Milhões de pessoas no Irã permanecem desconectadas da internet por mais de 48 horas, conforme monitoramento da organização NetBlocks, em um apagão que coincide com o terceiro dia de um intenso conflito regional. Esta interrupção no acesso à rede, uma tática já conhecida do regime iraniano em momentos de crise, adiciona uma camada de isolamento e controle de informação a uma situação já volátil, enquanto a comunidade internacional observa com crescente preocupação a escalada militar.

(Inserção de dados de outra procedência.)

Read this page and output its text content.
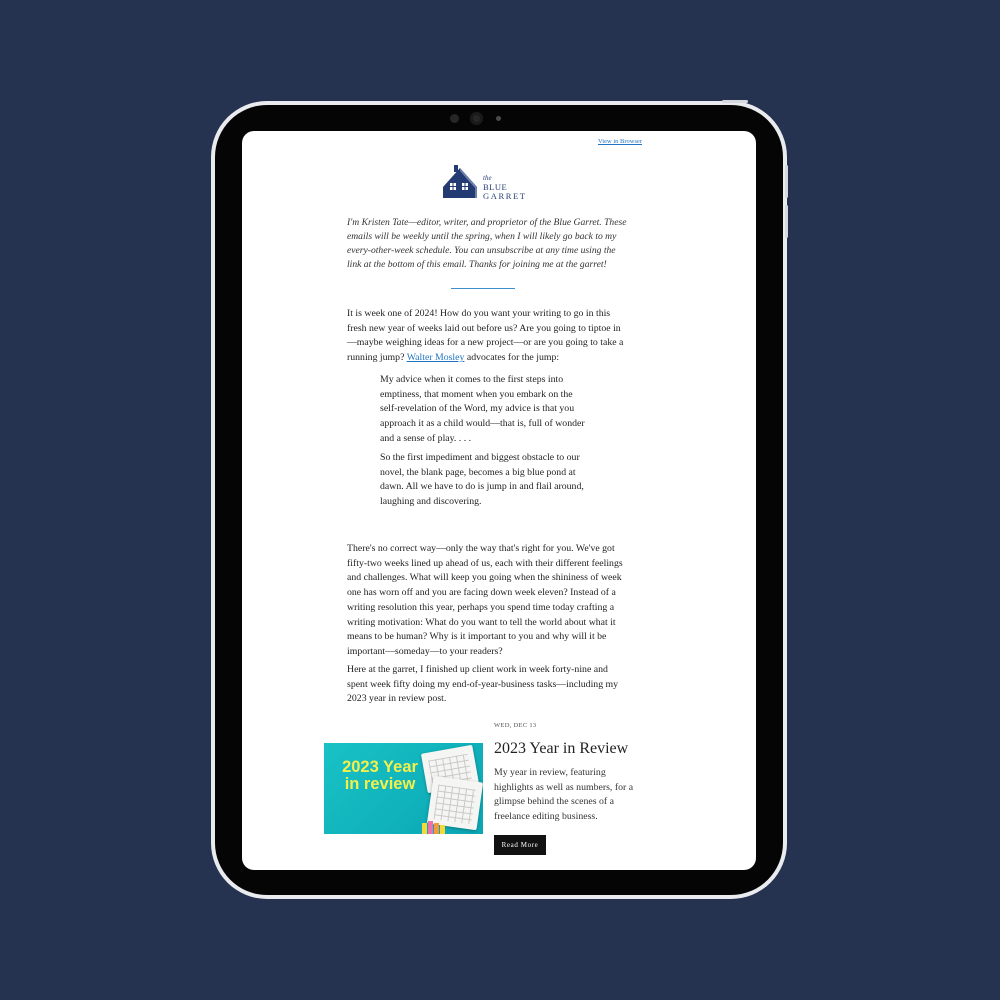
View in Browser
the
BLUE
GARRET
I'm Kristen Tate—editor, writer, and proprietor of the Blue Garret. These emails will be weekly until the spring, when I will likely go back to my every-other-week schedule. You can unsubscribe at any time using the link at the bottom of this email. Thanks for joining me at the garret!
It is week one of 2024! How do you want your writing to go in this fresh new year of weeks laid out before us? Are you going to tiptoe in—maybe weighing ideas for a new project—or are you going to take a running jump? Walter Mosley advocates for the jump:
My advice when it comes to the first steps into emptiness, that moment when you embark on the self-revelation of the Word, my advice is that you approach it as a child would—that is, full of wonder and a sense of play. . . .
So the first impediment and biggest obstacle to our novel, the blank page, becomes a big blue pond at dawn. All we have to do is jump in and flail around, laughing and discovering.
There's no correct way—only the way that's right for you. We've got fifty-two weeks lined up ahead of us, each with their different feelings and challenges. What will keep you going when the shininess of week one has worn off and you are facing down week eleven? Instead of a writing resolution this year, perhaps you spend time today crafting a writing motivation: What do you want to tell the world about what it means to be human? Why is it important to you and why will it be important—someday—to your readers?
Here at the garret, I finished up client work in week forty-nine and spent week fifty doing my end-of-year-business tasks—including my 2023 year in review post.
WED, DEC 13
2023 Year in review
2023 Year in Review
My year in review, featuring highlights as well as numbers, for a glimpse behind the scenes of a freelance editing business.
Read More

A Estratégia do Apagão Digital: Precedentes e Impacto Atual
O bloqueio digital em curso, que já se estende por mais de dois dias, foi confirmado pela NetBlocks, uma entidade global de observação cibernética. Equipes da CNN em campo relatam que, embora significativa, a desconexão não se configura como um apagão total, com alguns níveis de conectividade ainda detectáveis em certas regiões, diferentemente de interrupções completas observadas anteriormente. Historicamente, o regime iraniano tem recorrido a esta estratégia para gerenciar o fluxo de informações e conter dissidências, como evidenciado em janeiro, quando protestos governamentais foram acompanhados por semanas de desconexão generalizada, demonstrando um padrão de controle digital em tempos de instabilidade.

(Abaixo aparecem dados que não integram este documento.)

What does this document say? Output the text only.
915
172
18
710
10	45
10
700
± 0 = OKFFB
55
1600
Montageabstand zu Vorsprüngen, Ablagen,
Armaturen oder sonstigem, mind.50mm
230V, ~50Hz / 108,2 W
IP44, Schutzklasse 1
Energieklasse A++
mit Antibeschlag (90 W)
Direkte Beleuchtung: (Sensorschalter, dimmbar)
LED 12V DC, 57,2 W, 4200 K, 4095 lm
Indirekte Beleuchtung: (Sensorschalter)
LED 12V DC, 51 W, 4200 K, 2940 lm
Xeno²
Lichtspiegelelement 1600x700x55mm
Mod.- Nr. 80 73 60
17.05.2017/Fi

A Nova Onda de Ataques e a Postura de Washington e Tel Aviv
Em paralelo à restrição digital, a região assiste a uma intensa ofensiva militar. O presidente dos Estados Unidos, Donald Trump, anunciou publicamente a intenção de aniquilar as forças armadas iranianas e destruir seu programa nuclear, através de um vídeo de oito minutos divulgado na rede Truth Social. Trump acusou o Irã de rejeitar repetidamente oportunidades de renunciar às suas ambições atômicas, declarando que os EUA não tolerarão mais a situação. Israel, por sua vez, também confirmou sua participação nos ataques. Diferentemente de confrontos anteriores, que frequentemente ocorriam sob o manto da noite ou tinham duração limitada, os ataques atuais começaram à luz do dia, em uma manhã de sábado — o primeiro dia da semana no Irã —, pegando milhões de pessoas em seu caminho para o trabalho ou estudo. Fontes da CNN Internacional indicam que as forças armadas norte-americanas planejam que a operação se estenda por vários dias, marcando uma escalada substancial em comparação com ações passadas de poucas horas.

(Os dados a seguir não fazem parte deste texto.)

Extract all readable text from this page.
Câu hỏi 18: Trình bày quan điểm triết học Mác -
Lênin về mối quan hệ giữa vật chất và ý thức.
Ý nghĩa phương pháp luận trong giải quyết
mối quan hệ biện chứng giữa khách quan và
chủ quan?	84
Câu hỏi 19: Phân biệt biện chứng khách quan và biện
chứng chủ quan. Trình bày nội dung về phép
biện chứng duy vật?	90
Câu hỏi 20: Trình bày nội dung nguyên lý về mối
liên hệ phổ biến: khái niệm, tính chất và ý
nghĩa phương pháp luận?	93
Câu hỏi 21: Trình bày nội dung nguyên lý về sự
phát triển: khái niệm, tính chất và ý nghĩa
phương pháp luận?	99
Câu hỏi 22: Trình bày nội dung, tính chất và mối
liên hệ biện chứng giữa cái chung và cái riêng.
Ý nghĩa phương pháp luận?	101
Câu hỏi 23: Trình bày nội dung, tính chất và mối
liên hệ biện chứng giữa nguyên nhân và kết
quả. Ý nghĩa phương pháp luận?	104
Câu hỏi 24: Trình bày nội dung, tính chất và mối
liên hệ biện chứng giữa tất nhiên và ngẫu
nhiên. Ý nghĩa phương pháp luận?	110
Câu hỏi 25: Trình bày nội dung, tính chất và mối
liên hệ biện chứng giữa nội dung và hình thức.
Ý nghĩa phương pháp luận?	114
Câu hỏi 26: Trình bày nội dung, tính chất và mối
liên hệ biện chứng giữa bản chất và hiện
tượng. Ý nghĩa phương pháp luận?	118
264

A Resposta Iraniana e a Expansão da Crise Regional
Em retaliação aos ataques coordenados, o regime iraniano lançou uma onda de contra-ataques sem precedentes em todo o Oriente Médio. Explosões foram relatadas em diversos países que abrigam bases militares americanas, incluindo Emirados Árabes Unidos, Catar, Bahrein, Kuwait, Jordânia e Iraque, evidenciando a rápida e perigosa expansão geográfica do conflito. Em meio ao caos e à intensa troca de informações e desinformações, circularam rumores sobre o paradeiro e a condição de líderes iranianos. Fontes do regime iraniano, no entanto, prontamente afirmaram que o Aiatolá Ali Khamenei, o Líder Supremo do país, está vivo e ativo, buscando estabilizar o cenário interno em um momento de máxima tensão.
A combinação de um apagão digital estratégico com uma escalada militar de múltiplas frentes cria um cenário de incerteza e perigo iminente no Oriente Médio. Enquanto a população iraniana enfrenta a privação de comunicação em meio ao conflito, a região como um todo se vê arrastada para um ciclo de retaliação que ameaça desestabilizar ainda mais as relações internacionais e a paz global. A prolongada duração do apagão e a intenção declarada de ataques de múltiplos dias sugerem que a crise está longe de um desfecho rápido, mantendo o mundo em alerta.